Professor Tobias Welte, one of your particular expertise in research, is participation in clinical trials in general. Of course, the coronavirus situation has brought clinical trials to the forefront of everybody’s mind. What are the main challenges in conducting clinical trials today? Perhaps you could discuss any of the COVID-19 related clinical trials as an example. But it would be important to know your general view.
Coronavirus SARS-CoV-2 is a new virus. And when the pandemic started, more or less, we did not know anything about the virus. You look at the first observational studies and also at the clinical trials. A lot of different substances have been given to patients in parallel. This makes it very difficult to interpret the results of these studies. And it took weeks and months to find the kind of standard treatment, which is anticoagulants—dexamethasone in the more severely ill patients. Antivirals like antibodies are given to severely ill or not so severely ill patients. You need a good control standard, in addition to the investigational track, to get good results. And this is something that had been very, very difficult at the beginning of the COVID-19 pandemic. Many substances did fail in clinical studies, not because they are not effective, but because the study design was not appropriate.

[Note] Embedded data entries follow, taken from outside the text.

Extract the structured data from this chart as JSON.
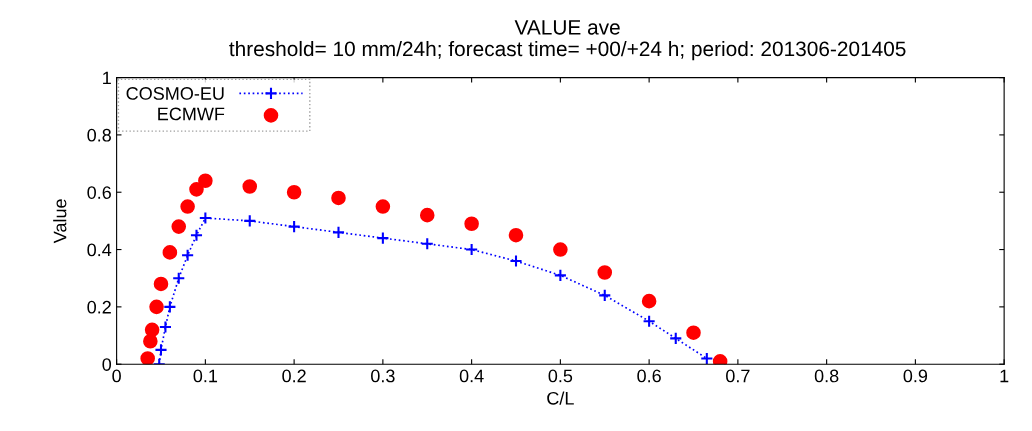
{
  "chart_data": {
    "type": "line",
    "title": "VALUE ave",
    "subtitle": "threshold= 10 mm/24h; forecast time= +00/+24 h; period: 201306-201405",
    "xlabel": "C/L",
    "ylabel": "Value",
    "xlim": [
      0,
      1
    ],
    "ylim": [
      0,
      1
    ],
    "xticks": [
      0,
      0.1,
      0.2,
      0.3,
      0.4,
      0.5,
      0.6,
      0.7,
      0.8,
      0.9,
      1
    ],
    "yticks": [
      0,
      0.2,
      0.4,
      0.6,
      0.8,
      1
    ],
    "grid": false,
    "legend": "top left",
    "series": [
      {
        "name": "COSMO-EU",
        "color": "#0000ff",
        "marker": "cross",
        "line_style": "dotted",
        "x": [
          0.048,
          0.05,
          0.055,
          0.06,
          0.07,
          0.08,
          0.09,
          0.1,
          0.15,
          0.2,
          0.25,
          0.3,
          0.35,
          0.4,
          0.45,
          0.5,
          0.55,
          0.6,
          0.63,
          0.665
        ],
        "values": [
          0.0,
          0.05,
          0.13,
          0.2,
          0.3,
          0.38,
          0.45,
          0.51,
          0.5,
          0.48,
          0.46,
          0.44,
          0.42,
          0.4,
          0.36,
          0.31,
          0.24,
          0.15,
          0.09,
          0.02
        ]
      },
      {
        "name": "ECMWF",
        "type": "scatter",
        "color": "#ff0000",
        "marker": "circle",
        "x": [
          0.035,
          0.038,
          0.04,
          0.045,
          0.05,
          0.06,
          0.07,
          0.08,
          0.09,
          0.1,
          0.15,
          0.2,
          0.25,
          0.3,
          0.35,
          0.4,
          0.45,
          0.5,
          0.55,
          0.6,
          0.65,
          0.68
        ],
        "values": [
          0.02,
          0.08,
          0.12,
          0.2,
          0.28,
          0.39,
          0.48,
          0.55,
          0.61,
          0.64,
          0.62,
          0.6,
          0.58,
          0.55,
          0.52,
          0.49,
          0.45,
          0.4,
          0.32,
          0.22,
          0.11,
          0.01
        ]
      }
    ]
  }
}
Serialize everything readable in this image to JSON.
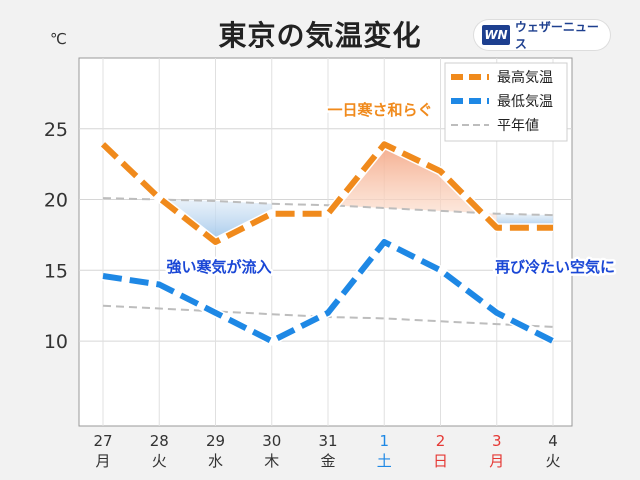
{
  "header": {
    "title": "東京の気温変化",
    "logo_mark": "WN",
    "logo_text": "ウェザーニュース"
  },
  "chart_data": {
    "type": "line",
    "title": "東京の気温変化",
    "unit_label": "℃",
    "ylim": [
      4,
      30
    ],
    "yticks": [
      10,
      15,
      20,
      25
    ],
    "grid": true,
    "legend_position": "top-right",
    "categories": [
      {
        "day": "27",
        "weekday": "月",
        "color": "#333333"
      },
      {
        "day": "28",
        "weekday": "火",
        "color": "#333333"
      },
      {
        "day": "29",
        "weekday": "水",
        "color": "#333333"
      },
      {
        "day": "30",
        "weekday": "木",
        "color": "#333333"
      },
      {
        "day": "31",
        "weekday": "金",
        "color": "#333333"
      },
      {
        "day": "1",
        "weekday": "土",
        "color": "#1e88e5"
      },
      {
        "day": "2",
        "weekday": "日",
        "color": "#e53935"
      },
      {
        "day": "3",
        "weekday": "月",
        "color": "#e53935"
      },
      {
        "day": "4",
        "weekday": "火",
        "color": "#333333"
      }
    ],
    "series": [
      {
        "name": "最高気温",
        "color": "#f08a1c",
        "style": "dashed",
        "values": [
          23.9,
          20.1,
          17.0,
          19.0,
          19.0,
          23.9,
          22.0,
          18.0,
          18.0
        ]
      },
      {
        "name": "最低気温",
        "color": "#1e88e5",
        "style": "dashed",
        "values": [
          14.6,
          14.0,
          12.0,
          10.0,
          12.0,
          17.0,
          15.0,
          12.0,
          10.0
        ]
      },
      {
        "name": "平年値",
        "color": "#bbbbbb",
        "style": "dashed-thin",
        "values_high": [
          20.1,
          20.0,
          19.9,
          19.7,
          19.6,
          19.4,
          19.2,
          19.0,
          18.9
        ],
        "values_low": [
          12.5,
          12.3,
          12.1,
          11.9,
          11.7,
          11.6,
          11.4,
          11.2,
          11.0
        ]
      }
    ],
    "annotations": [
      {
        "text": "一日寒さ和らぐ",
        "color": "#f08a1c"
      },
      {
        "text": "強い寒気が流入",
        "color": "#1a47d6"
      },
      {
        "text": "再び冷たい空気に",
        "color": "#1a47d6"
      }
    ]
  }
}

The strength of science is directly related to the control that you are using. And that’s something that has not been done due to different processes. Perhaps it was the urgency of the COVID-19 situation, where clinical physicians felt the necessity to help with what they potentially could help.
Yeah, that’s a problem. If you only have the hydroxychloroquine story in mind. So this was a drug that some physicians, and not only physicians, also the American president was in favor of in the beginning. Hydroxychloroquine was used very widely. But today, we know the efficacy of hydroxychloroquine was low. And the side effects of hydroxychloroquine were big. A lot of very critical side effects, for example, cardiac arrhythmia and other kinds of heart failure. But for a long time, hydroxychloroquine had been used more or less in every patient. It is part of the clinical studies also for other substances. And this is a confounding factor that can bias is the results of the COVID-19 treatment clinical trials.
I think that’s a perfect illustration of the difficulty of using the correct controls in clinical trials. There is significant pressure on physicians on the front line. They have to make a clinical decision in treating the patients. That adds to the pressure to use substances that have not been proven in treatment.